Last week, I discovered a place where the Internet wasn’t alive.  It still existed, though.  After all, I was just outside Paris, not roaming the orangutan valleys of Borneo.  However, when I looked around, I found the www dot world didn’t breathe, pulse or walk on two legs.  It was just a machine.  It was convenient and smart and autocorrected my spelling, but like the ancient rotisserie toaster in my breakfast-included hotel, it didn’t change my life.  It just did as it was told.   That’s not strictly true.  I never figured out WiFi, for example, but that wasn’t the machine’s fault.  I don’t speak technologese in any language.  Regardless, it surprised me that within church bell distance of one of the most connected capitals on the planet, young people had unmasked the omnipotent Internet for what it is – a tool.

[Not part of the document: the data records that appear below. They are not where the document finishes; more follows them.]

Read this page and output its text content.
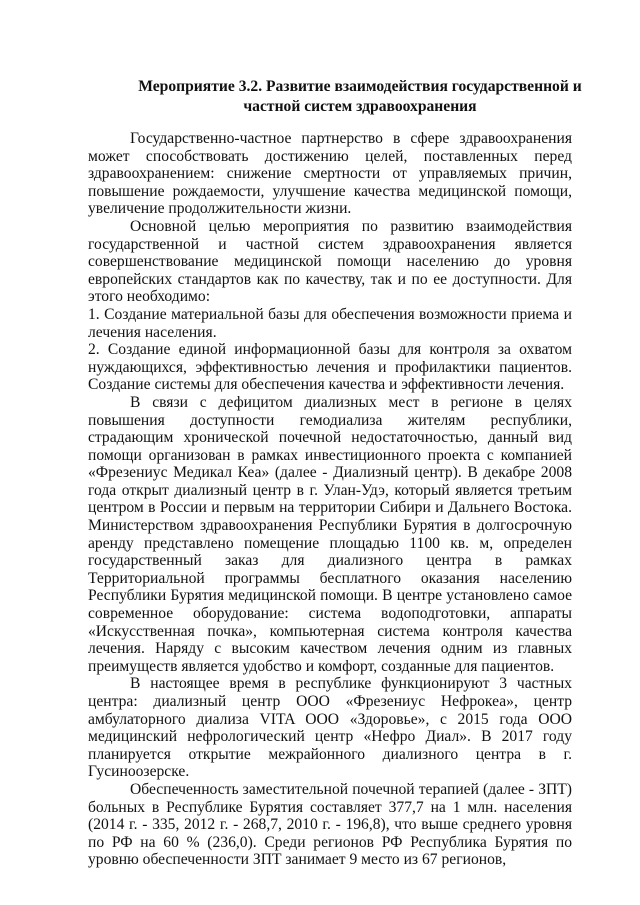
Мероприятие 3.2. Развитие взаимодействия государственной и
частной систем здравоохранения

Государственно-частное партнерство в сфере здравоохранения может способствовать достижению целей, поставленных перед здравоохранением: снижение смертности от управляемых причин, повышение рождаемости, улучшение качества медицинской помощи, увеличение продолжительности жизни.

Основной целью мероприятия по развитию взаимодействия государственной и частной систем здравоохранения является совершенствование медицинской помощи населению до уровня европейских стандартов как по качеству, так и по ее доступности. Для этого необходимо:

1. Создание материальной базы для обеспечения возможности приема и лечения населения.

2. Создание единой информационной базы для контроля за охватом нуждающихся, эффективностью лечения и профилактики пациентов. Создание системы для обеспечения качества и эффективности лечения.

В связи с дефицитом диализных мест в регионе в целях повышения доступности гемодиализа жителям республики, страдающим хронической почечной недостаточностью, данный вид помощи организован в рамках инвестиционного проекта с компанией «Фрезениус Медикал Кеа» (далее - Диализный центр). В декабре 2008 года открыт диализный центр в г. Улан-Удэ, который является третьим центром в России и первым на территории Сибири и Дальнего Востока. Министерством здравоохранения Республики Бурятия в долгосрочную аренду представлено помещение площадью 1100 кв. м, определен государственный заказ для диализного центра в рамках Территориальной программы бесплатного оказания населению Республики Бурятия медицинской помощи. В центре установлено самое современное оборудование: система водоподготовки, аппараты «Искусственная почка», компьютерная система контроля качества лечения. Наряду с высоким качеством лечения одним из главных преимуществ является удобство и комфорт, созданные для пациентов.

В настоящее время в республике функционируют 3 частных центра: диализный центр ООО «Фрезениус Нефрокеа», центр амбулаторного диализа VITA ООО «Здоровье», с 2015 года ООО медицинский нефрологический центр «Нефро Диал». В 2017 году планируется открытие межрайонного диализного центра в г. Гусиноозерске.

Обеспеченность заместительной почечной терапией (далее - ЗПТ) больных в Республике Бурятия составляет 377,7 на 1 млн. населения (2014 г. - 335, 2012 г. - 268,7, 2010 г. - 196,8), что выше среднего уровня по РФ на 60 % (236,0). Среди регионов РФ Республика Бурятия по уровню обеспеченности ЗПТ занимает 9 место из 67 регионов,
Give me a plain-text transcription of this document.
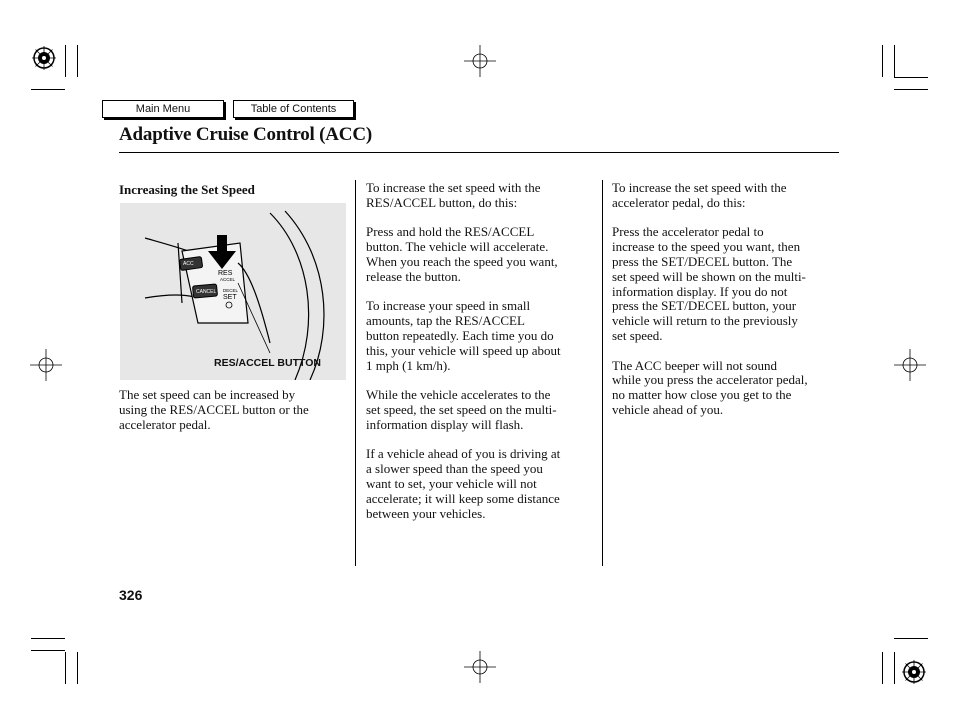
Main Menu	Table of Contents
Adaptive Cruise Control (ACC)
Increasing the Set Speed
ACC
CANCEL
RES
ACCEL
DECEL
SET
RES/ACCEL BUTTON
The set speed can be increased by
using the RES/ACCEL button or the
accelerator pedal.
To increase the set speed with the
RES/ACCEL button, do this:
Press and hold the RES/ACCEL
button. The vehicle will accelerate.
When you reach the speed you want,
release the button.
To increase your speed in small
amounts, tap the RES/ACCEL
button repeatedly. Each time you do
this, your vehicle will speed up about
1 mph (1 km/h).
While the vehicle accelerates to the
set speed, the set speed on the multi-
information display will flash.
If a vehicle ahead of you is driving at
a slower speed than the speed you
want to set, your vehicle will not
accelerate; it will keep some distance
between your vehicles.
To increase the set speed with the
accelerator pedal, do this:
Press the accelerator pedal to
increase to the speed you want, then
press the SET/DECEL button. The
set speed will be shown on the multi-
information display. If you do not
press the SET/DECEL button, your
vehicle will return to the previously
set speed.
The ACC beeper will not sound
while you press the accelerator pedal,
no matter how close you get to the
vehicle ahead of you.
326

I love the internet.  It’s the greatest thing to happen to humanity since Gutenberg decided that the big money was in Bibles.  And like Gutenberg, the Internet has gone from changing history to shaping it — in just a couple of decades.  Of course, most of the big-gun commentators point out that this is because we’re all connected blah, blah, blah.  While that’s true, it’s not the only reason.  In fact, a lot of this new-found connectivity has simply trivialized much of our communication.  Texting, by its very nature, is not serious.  Don’t believe me?  Try double-thumbing your way through a complicated conversation sometime.  It can’t be done!  Personally, I prefer Graham Bell’s 19th century technology when I want to argue a point, if for no other reason than there are no passive aggressive LOLs or LMAOs to get in my way.  Of course, as in poker, if you’re going to be serious, you need to see the other person’s eyes.

That’s what the French kids were doing in a couple of cafes just outside Paris.  The national election was over and they were talking politics the way their grandparents did (just short of the other fellow’s nose) but with an extra kick.  Every once in a while an animated face would drop back and, with a few finger strokes, reach into cyberspace and haul out a fact.  The Smart Phones then became part of the argument presented like evidence in a court of law.  “Hollande said this.  Look!  It’s right here!”

This is what the Internet really is: a democracy of information.  It gives each of us the same opportunity to be just as smart as the rest of us — or the best of us.  We are no longer ignorant savages.  We have the world’s mightiest tool at our disposal: knowledge.  It doesn’t matter whether we want to know how to tie a Windsor knot or build a flying buttress, the Internet can show us how.  Those French students were going through encyclopedias of information at warp speed so they could wade back into the discussion like political fencers armed with sharpened epees.  They were using the Internet for its primary purpose: a vast depository of the world’s knowledge – everything from Herodotus to Sam Huntington — delivered to the palms of their hands by a digital Prometheus.

But remember: Prometheus was punished for giving gifts to humans and fire unleashed can be destructive.  For the most part, the Internet has been hijacked by social media — Facebook friends “Liking” everything under the sun and telling each other what they had for breakfast.  Serious debate has been overshadowed by Angry Birds™ (a great game, I might add.)  However, for a couple of days, I saw what the Internet was supposed to be: a really, really smart intuitive machine.  Like a paintbrush or a chisel, capable of greatness in the right hand and practically useless without a hand to guide it.

3 thoughts on “Paris: The Internet

  1. Spot on, my friend. I hope you’re painting Paris red—or in your case, blue. I thought of you both last night while watching Hemmingway and Gellhorn. Some critics (art terrorists) bitched about it, but I concluded that we weren’t watching the same film.

  2. Europe is actually good and smart about their use of the internet. Or at least smartER.
    I’ve said it before and I’ll say it again: the internet is a tool, and a tool is only good or bad based on what you do with it.
    It’s this notion that brought me to Facebook after a LONG-standing prohibition of social media.

    1. I agree. I love the Internet but like pretty much everything loaded up with democracy you’ve got to wade through a bunch of crap to get to the good stuff. The kids in the cafes those nights were following a time honoured tradition remarkably updated.